La pensione, un’utopia. Dibattito sul sistema e l’età pensionabile in Europa

Le proteste in Francia contro la riforma pensionistica portano ad una riflessione sul panorama delle età pensionabili in Europa e su come evolveranno le norme in base ai cambiamenti demografici degli ultimi decenni
Pensioni
Manifesti contro il pensionamento all'età di 64 anni, martedì 7 marzo 2023 a Parigi, durante la nuova ondata di manifestazioni e sciopero in tutta la Francia contro il piano del governo di aumentare l'età pensionabile a 64 anni, in quella che i sindacati sperano di essere la loro più grande dimostrazione di forza contro la proposta. (Foto AP/Christophe Ena)

Le grosse proteste in Francia (l’ultima martedì scorso) contro il progetto di posporre l’età pensionabile ai 64 anni nel 2030 apre una finestra verso il panorama delle pensioni in Europa, e se si vuole nel mondo.

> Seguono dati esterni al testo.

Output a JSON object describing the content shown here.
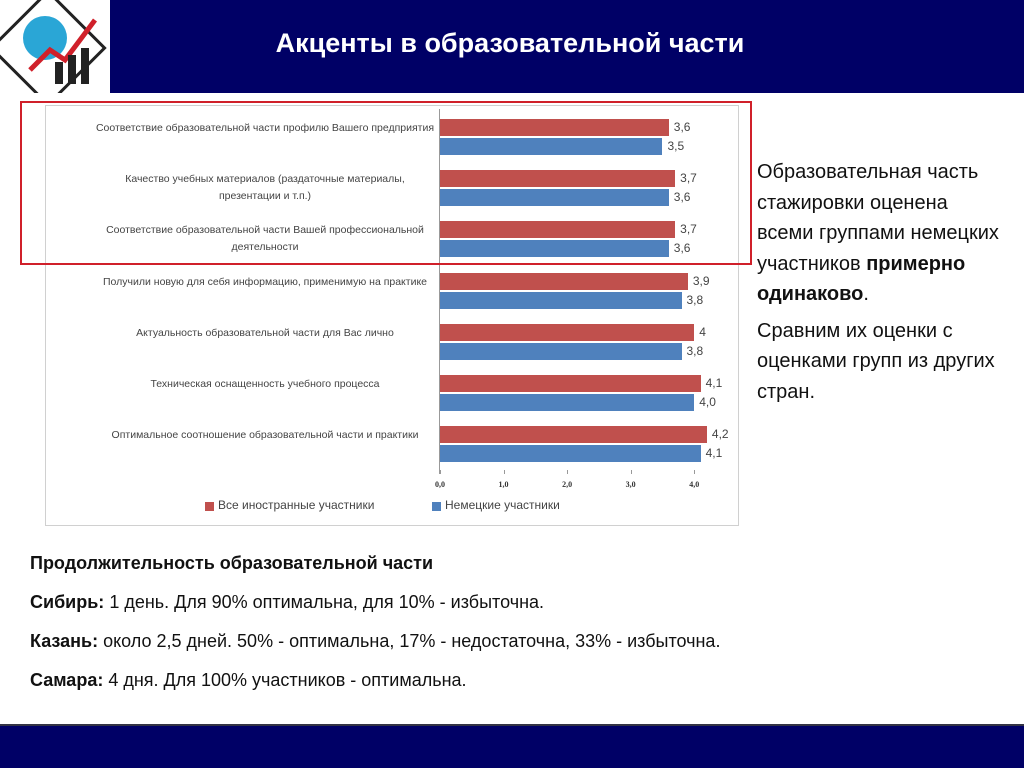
{
  "header": {
    "title": "Акценты в образовательной части"
  },
  "chart_data": {
    "type": "bar",
    "orientation": "horizontal",
    "categories": [
      "Соответствие образовательной части профилю Вашего предприятия",
      "Качество учебных материалов (раздаточные материалы, презентации и т.п.)",
      "Соответствие образовательной части Вашей профессиональной деятельности",
      "Получили новую для себя информацию, применимую на практике",
      "Актуальность образовательной части для Вас лично",
      "Техническая оснащенность учебного процесса",
      "Оптимальное соотношение образовательной части и практики"
    ],
    "series": [
      {
        "name": "Все иностранные участники",
        "color": "#c0504d",
        "values": [
          3.6,
          3.7,
          3.7,
          3.9,
          4,
          4.1,
          4.2
        ],
        "value_labels": [
          "3,6",
          "3,7",
          "3,7",
          "3,9",
          "4",
          "4,1",
          "4,2"
        ]
      },
      {
        "name": "Немецкие участники",
        "color": "#4f81bd",
        "values": [
          3.5,
          3.6,
          3.6,
          3.8,
          3.8,
          4.0,
          4.1
        ],
        "value_labels": [
          "3,5",
          "3,6",
          "3,6",
          "3,8",
          "3,8",
          "4,0",
          "4,1"
        ]
      }
    ],
    "xlim": [
      0,
      4.5
    ],
    "xticks": [
      {
        "value": 0,
        "label": "0,0"
      },
      {
        "value": 1,
        "label": "1,0"
      },
      {
        "value": 2,
        "label": "2,0"
      },
      {
        "value": 3,
        "label": "3,0"
      },
      {
        "value": 4,
        "label": "4,0"
      }
    ],
    "legend": "bottom"
  },
  "side_text": {
    "p1_start": "Образовательная часть стажировки оценена всеми группами немецких участников ",
    "p1_bold": "примерно одинаково",
    "p1_end": ".",
    "p2": "Сравним их оценки с оценками групп из других стран."
  },
  "bottom": {
    "heading": "Продолжительность образовательной части",
    "lines": [
      {
        "label": "Сибирь:",
        "text": " 1 день. Для 90% оптимальна, для 10% - избыточна."
      },
      {
        "label": "Казань:",
        "text": " около 2,5 дней.  50% - оптимальна, 17% - недостаточна, 33% - избыточна."
      },
      {
        "label": "Самара:",
        "text": " 4 дня.  Для 100% участников - оптимальна."
      }
    ]
  }
}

E non solo, ha già aperto un dibattito sul fatto stesso di andare in pensione in un contesto sociale, quello europeo, dove ogni anno cresce la popolazione anziana e diminuisce quella ancora in grado di contribuire al sostegno di chi non può più lavorare.

Oggi in Francia, Svezia e Norvegia donne e uomini possono pensionarsi a partire dai 62 anni. Solo in tre Paesi (Austria, Polonia e Romania) le donne possono farlo prima. Nel resto, uomini e donne vanno in pensione in tempi che vanno dai 62 anni e 10 mesi (Slovacchia) ai 67 anni (Danimarca, Grecia, Islanda, Italia), anche se presto altri sei Paesi (Belgio, Bulgaria, Germania, Irlanda, Paesi Bassi, Spagna) raggiungeranno questa norma. E in Danimarca e Regno Unito è già previsto che sarà ai 68 anni. Questa varietà di norme, tutte con un percorso storico e sociale di fondo, suscita negli studiosi domande del tipo: sono diversi i lavoratori di ogni Paese? Hanno più possibilità di lavorare alcuni e meno altri? Sono più capaci quelli che svolgono un dato tipo di lavoro? La norma deve esse uguale per donne e uomini?, ecc.

Certo, non è adeguato fare paragoni, perché ogni Paese (ogni regione anche), ogni tipo di lavoro, ogni condizione climatica, ogni condizione sociale influisce, e alle volte determina, la possibilità e la capacità delle persone di continuare a lavorare. E poi, tra Paese e Paese, ci sono differenze da considerare: oggi un lavoratore francese deve aver versato i contributi per la pensione durante 42 anni per ottenere il 100% della pensione, mentre uno spagnolo solo 35 anni.

Le cose cambiano, e in fretta, grazie a fattori che sono ormai sul tavolo: come influirà sul mercato lavorativo la grossa natalità degli anni 60 e 70, la generazione chiamata baby boom, o quale ruolo svolgerà la massiccia migrazione di persone verso Europa?

Riguardo alla prima questione, qualche mese fa, in un congresso di esperti in economia tenutosi a Malaga, si è arrivati alla conclusione che in un futuro non lontano «lavoreremo più anni ma meno ore» dopo l’età della pensione. Il cattedratico in Economia Ignacio Conde-Ruiz lo spiega: «La cosa logica sarà uscire gradualmente dal mercato del lavoro» mediante un «regime pensionistico flessibile». Questo economista è del parere che sarà necessaria una «piena conciliazione tra lavoro e pensione», cioè, essere pensionato ma continuare a lavorare. Se si pensa che l’invecchiamento della società è la «principale sfida del secolo», aggiunge Conde-Ruiz, vuol dire che «l’aspettativa di vita aumenta, la pensione dovrà essere inferiore o si dovrà lavorare più a lungo». Dunque, se così potrebbe essere il futuro, allora sarà necessario un cambiamento nella legislazione del lavoro per consentire una progressiva disconnessione dal mercato del lavoro.